The purpose of the performance tuning experiment
is to apply the optimizations you have learned in class to a
computational kernel, and measure the performance impact of the
optimizations you perform. There are two distinct parts to the
assignment. First, you will optimize the sequential version of a
computational kernel, using the code optimizations presented in class
(or other optimizations of your choice) to improve the code's
utilization of registers and cache. For this part, we will provide a
high-level sequential description of the kernel, written in Fortran or
C,
and instrumented to output performance measurements. In the
second part, you will optimize the performance of a parallel version of
the same kernel, written in Fortran with OpenMP directives. (For
this assigment, you can use Fortran or C, depending on your
preference.) This document describes the assignment in more
detail.
The experiments will be conducted on the HPC
system, on a dual-core, dual-processor system. (This instruction will
be updated to tell you how to force execution on such nodes.)
A makefile
Makefile
has been created to help you create the files.
create input:
make create-input
sequential Fortran version:
make lu-seq
OpenMP Fortran version: make
lu-par
sequential C version (NEW!):
make lu-Cseq
OpenMP C version (NEW!): make
lu-par
To run the sequential Fortran version, type the following:
lu-seq <problem size>
To run the parallel Fortran version, type the
following: lu-par <problem
size> <number of procs>
To run the sequential C version, type the following:
lu-Cseq <problem size>
To run the parallel C version, type the
following: lu-Cpar <problem
size> <number of procs>
Data input sizes
We will use three problem sizes: 32, 128 and
1253.
To create each one, type the following:
create-input <problem^M
size>
Each will have different performance properties. We recommend 32
for testing, as it will have a much shorter execution time than the
others.
Submitting jobs to run on hpc
Prior to now, we have been using the frontend machine for the HPC
cluster. Now we want to run on specific nodes,
V20z: AMD Dual Dualcore Opteron 2.0 GHz with
4GB Memory. You should compile the code on the frontend machine.

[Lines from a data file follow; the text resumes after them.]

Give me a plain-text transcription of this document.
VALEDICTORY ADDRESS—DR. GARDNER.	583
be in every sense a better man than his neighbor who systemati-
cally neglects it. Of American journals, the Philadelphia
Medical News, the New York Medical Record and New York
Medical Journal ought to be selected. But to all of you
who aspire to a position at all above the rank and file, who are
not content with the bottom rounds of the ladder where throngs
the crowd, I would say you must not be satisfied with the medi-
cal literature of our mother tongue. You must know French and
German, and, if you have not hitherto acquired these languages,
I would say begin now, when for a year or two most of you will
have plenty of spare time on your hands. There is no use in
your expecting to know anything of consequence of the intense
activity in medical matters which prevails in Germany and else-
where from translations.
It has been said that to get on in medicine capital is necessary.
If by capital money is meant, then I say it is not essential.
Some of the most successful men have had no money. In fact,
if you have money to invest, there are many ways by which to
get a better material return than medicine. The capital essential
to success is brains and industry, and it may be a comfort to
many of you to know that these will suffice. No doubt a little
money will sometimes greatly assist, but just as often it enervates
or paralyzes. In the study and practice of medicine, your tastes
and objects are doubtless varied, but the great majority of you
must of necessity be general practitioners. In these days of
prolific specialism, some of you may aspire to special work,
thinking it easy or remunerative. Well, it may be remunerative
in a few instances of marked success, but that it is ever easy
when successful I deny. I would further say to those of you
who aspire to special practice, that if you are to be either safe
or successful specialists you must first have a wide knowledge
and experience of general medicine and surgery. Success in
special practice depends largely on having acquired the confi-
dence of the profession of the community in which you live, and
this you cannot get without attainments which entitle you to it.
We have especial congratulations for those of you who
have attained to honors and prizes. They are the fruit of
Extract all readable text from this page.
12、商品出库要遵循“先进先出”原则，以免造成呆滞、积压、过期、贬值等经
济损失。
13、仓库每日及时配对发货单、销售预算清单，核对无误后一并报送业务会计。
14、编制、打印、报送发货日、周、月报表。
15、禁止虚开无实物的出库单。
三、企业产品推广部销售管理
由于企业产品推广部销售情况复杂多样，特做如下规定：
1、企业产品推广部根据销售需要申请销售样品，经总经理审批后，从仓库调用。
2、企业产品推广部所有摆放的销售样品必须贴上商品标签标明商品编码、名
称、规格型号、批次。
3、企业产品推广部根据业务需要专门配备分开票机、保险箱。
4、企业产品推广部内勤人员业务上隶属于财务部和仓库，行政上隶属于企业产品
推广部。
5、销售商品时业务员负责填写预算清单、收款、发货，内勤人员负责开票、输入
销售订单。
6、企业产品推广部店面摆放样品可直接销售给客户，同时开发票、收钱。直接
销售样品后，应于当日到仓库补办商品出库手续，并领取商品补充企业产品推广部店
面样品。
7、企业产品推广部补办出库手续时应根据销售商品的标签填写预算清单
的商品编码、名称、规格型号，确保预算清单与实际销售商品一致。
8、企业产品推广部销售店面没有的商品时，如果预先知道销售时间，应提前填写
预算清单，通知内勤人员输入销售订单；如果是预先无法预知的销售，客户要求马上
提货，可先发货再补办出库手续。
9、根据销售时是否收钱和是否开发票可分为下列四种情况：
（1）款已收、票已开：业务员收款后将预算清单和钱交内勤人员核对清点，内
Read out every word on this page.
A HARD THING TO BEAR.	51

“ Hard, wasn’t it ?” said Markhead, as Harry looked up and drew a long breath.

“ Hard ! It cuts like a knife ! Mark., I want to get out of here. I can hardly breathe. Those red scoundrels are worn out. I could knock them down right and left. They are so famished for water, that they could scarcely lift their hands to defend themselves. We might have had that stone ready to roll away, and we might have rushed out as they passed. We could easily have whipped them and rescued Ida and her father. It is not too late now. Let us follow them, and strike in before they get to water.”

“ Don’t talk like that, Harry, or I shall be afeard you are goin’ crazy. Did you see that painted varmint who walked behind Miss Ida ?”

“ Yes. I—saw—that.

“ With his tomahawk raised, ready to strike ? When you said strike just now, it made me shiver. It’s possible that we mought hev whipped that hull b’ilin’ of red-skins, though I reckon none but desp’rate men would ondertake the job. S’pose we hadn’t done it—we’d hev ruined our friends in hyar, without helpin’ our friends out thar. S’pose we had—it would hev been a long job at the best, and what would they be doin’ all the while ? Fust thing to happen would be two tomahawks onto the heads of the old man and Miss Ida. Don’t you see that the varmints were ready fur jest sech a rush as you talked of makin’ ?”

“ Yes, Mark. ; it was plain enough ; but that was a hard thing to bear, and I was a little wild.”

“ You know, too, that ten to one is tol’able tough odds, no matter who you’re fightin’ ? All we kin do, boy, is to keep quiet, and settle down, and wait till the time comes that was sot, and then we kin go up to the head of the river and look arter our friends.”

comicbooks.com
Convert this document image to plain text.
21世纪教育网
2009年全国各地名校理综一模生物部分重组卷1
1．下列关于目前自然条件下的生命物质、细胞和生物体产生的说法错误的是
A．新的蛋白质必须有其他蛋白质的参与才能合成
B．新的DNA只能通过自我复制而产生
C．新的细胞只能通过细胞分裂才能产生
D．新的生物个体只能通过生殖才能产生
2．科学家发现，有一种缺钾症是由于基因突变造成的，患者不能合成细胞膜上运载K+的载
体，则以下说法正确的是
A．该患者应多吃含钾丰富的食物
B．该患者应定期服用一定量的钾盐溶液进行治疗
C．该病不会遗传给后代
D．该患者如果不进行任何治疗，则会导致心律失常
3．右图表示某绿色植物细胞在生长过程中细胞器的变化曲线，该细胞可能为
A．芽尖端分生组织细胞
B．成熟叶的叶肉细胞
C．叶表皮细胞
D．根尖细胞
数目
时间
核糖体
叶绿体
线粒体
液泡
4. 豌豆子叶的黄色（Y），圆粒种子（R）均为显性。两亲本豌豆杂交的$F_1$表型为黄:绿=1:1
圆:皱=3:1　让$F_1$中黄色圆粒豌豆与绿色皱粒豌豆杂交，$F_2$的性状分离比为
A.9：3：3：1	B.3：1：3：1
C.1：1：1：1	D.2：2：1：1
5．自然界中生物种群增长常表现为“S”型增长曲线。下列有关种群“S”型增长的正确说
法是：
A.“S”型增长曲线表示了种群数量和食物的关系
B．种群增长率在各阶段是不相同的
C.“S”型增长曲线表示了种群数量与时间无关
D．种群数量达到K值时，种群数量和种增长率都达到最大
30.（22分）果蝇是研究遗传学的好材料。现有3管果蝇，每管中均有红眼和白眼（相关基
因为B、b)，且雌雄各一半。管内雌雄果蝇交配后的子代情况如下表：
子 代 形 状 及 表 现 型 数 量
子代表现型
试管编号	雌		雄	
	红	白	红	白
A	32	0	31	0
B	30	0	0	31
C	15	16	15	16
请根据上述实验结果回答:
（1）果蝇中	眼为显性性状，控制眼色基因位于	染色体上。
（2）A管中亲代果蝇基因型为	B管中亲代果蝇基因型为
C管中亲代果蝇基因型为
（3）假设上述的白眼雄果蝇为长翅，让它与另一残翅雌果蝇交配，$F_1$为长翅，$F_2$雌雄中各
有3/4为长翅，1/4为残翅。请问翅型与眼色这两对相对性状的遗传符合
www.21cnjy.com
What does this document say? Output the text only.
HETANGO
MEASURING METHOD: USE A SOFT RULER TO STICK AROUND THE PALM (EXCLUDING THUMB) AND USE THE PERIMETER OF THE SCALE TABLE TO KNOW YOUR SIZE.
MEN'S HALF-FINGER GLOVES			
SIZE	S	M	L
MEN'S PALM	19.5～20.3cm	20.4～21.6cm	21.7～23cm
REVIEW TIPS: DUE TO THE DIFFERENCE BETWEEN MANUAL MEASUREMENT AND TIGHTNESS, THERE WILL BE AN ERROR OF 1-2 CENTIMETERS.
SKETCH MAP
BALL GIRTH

You can use the following command line to execute on
these systems interactively:
qsub -I -d . -l nodes=1:ppn=4:V20z
To run in batch mode, which is preferred for timing, you'll need to
create a PBS file, such as the one provided
here .
Measuring performance
We measure performance using the Fortan90 intrinsic system_clock. For
C, it is using the standard library clock().
Reporting the experiment
To turn in your code, leave the final results in the subdirectory
entitled
submit.
You can submit up to 3 versions for sequential and 3 for parallel, one
per input data set size. Or, you can find the best sequential and
parallel version that works best for all 3 data sets. Here is how
to name your results:
best_seq32.F, best_seq128.F, best_seq1253.F, best_par32.F,
best_par128.F, best_par1253.F
Please include a README file indicating how many processors you used
for the parallel versions. Also include any other information
relevant to the experiment. Your report also should include
answers to the following questions:
- What is the speedup of your optimized sequential code with
respect
to the sample sequential code?
- What is the speedup of your parallel code with respect to the
sample
parallel code?
- What optimizations did you apply? For each optimization, discuss
the
gains (or losses) in performance, and how did the optimization
parameters
(for example, tile sizes or unroll factors) affect performance.
- Describe any interactions between optimizations.
- How did data set size impact your results?
- Based on your experiments, can you identify the performance
bottlenecks
of this computational kernel? How are they related to the architecture?
Grading
- Correct optimized sequential code:
10%
- Correct parallelization:
20%
- Sequential speedup:
20%
- Parallel speedup:
20%
- Report:
30%